A departure in size and setting from my previous seven novels, which mainly had an East Asia focus, The Cut-Throat Razor Murders take place in a small town in New Zealand. The work is a short novella – a quick read -- in contrast with my historical fiction book Nanyang, which runs to some 700 pages in the paperback edition.
The story: The peace and quiet of the New Zealand town is shattered when a married woman in her mid-thirties is murdered with a cut-throat razor. There is no apparent motive for the killing. A week later, a second woman of similar age and appearance – long, light brown hair, medium build, attractive -- is murdered in a similar manner. The women do not know each other and appear to have nothing in common. In subsequent weeks two more women who fit the same description are killed in an identical fashion, their throats cut with a long-bladed razor. Inspector Harry Johnson and Detective Inspector Philip Edwards believe the murders were committed by one person but cannot fathom the murderer’s motive.
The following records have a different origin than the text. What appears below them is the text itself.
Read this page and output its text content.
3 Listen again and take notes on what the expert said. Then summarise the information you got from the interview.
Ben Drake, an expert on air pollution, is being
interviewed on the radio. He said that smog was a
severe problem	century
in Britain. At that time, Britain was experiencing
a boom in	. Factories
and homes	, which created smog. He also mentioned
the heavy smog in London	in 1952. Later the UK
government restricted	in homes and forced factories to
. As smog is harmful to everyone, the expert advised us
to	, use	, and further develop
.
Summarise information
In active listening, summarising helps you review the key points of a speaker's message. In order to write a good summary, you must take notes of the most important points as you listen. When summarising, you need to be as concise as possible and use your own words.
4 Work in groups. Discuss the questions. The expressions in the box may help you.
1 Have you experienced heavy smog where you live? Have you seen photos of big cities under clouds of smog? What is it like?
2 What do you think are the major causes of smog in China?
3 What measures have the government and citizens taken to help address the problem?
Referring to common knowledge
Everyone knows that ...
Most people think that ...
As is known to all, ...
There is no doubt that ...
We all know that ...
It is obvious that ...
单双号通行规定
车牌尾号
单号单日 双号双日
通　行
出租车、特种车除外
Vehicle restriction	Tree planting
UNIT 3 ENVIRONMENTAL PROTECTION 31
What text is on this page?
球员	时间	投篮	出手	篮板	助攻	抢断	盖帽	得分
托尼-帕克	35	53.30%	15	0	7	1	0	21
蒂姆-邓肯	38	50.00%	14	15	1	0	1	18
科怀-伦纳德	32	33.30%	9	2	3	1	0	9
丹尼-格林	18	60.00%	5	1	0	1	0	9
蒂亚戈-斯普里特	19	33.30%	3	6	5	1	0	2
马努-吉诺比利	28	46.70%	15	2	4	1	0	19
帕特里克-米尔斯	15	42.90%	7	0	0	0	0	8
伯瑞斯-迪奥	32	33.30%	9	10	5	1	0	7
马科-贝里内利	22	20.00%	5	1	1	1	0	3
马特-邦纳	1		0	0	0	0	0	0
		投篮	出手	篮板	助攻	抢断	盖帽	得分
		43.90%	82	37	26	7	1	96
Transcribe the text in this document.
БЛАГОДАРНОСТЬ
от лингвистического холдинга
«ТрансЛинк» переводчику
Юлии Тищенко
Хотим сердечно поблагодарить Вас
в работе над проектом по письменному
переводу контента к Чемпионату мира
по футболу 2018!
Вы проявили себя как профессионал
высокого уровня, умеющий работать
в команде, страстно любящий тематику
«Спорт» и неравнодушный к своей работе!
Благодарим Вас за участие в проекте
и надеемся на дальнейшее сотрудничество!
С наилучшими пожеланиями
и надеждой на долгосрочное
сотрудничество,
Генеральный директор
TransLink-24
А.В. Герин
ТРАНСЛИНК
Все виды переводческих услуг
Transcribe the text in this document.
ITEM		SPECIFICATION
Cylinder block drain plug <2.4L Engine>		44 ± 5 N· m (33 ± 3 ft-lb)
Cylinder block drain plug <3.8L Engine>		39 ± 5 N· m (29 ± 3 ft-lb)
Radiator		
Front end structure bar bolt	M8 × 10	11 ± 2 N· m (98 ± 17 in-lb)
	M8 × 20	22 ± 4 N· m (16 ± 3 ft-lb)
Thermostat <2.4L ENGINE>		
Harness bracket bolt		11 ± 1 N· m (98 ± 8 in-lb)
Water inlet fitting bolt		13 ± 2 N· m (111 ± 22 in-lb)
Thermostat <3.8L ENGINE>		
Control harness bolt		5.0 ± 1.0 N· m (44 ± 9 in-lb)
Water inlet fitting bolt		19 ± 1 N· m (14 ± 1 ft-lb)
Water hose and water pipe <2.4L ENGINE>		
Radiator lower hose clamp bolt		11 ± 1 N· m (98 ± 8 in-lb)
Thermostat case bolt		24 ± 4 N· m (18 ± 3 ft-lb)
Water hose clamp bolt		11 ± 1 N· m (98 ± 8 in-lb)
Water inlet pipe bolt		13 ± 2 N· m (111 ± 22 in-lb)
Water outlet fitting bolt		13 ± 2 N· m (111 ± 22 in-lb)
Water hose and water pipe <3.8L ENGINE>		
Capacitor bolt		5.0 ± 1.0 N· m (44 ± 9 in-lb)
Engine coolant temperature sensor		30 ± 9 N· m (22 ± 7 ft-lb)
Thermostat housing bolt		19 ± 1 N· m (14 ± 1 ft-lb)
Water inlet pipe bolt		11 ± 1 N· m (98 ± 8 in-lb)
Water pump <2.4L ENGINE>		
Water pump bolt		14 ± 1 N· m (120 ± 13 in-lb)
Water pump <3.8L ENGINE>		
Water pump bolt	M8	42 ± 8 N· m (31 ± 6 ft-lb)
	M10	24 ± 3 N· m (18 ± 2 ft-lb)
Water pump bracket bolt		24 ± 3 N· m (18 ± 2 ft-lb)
A ten-year-old boy, who is a fan of mystery stories, takes a close interest in the murders to the concern of his widow friend who worries that by playing detective he may endanger his life.
With the passage of the 1920s, the Great War is more than a decade in the past. But veterans of the Gallipoli debacle and the horrors of trench warfare on the Western Front are still suffering emotionally from their experiences, leading the two police inspectors to ponder whether someone with a battle-induced psychological disorder could be responsible for the killings.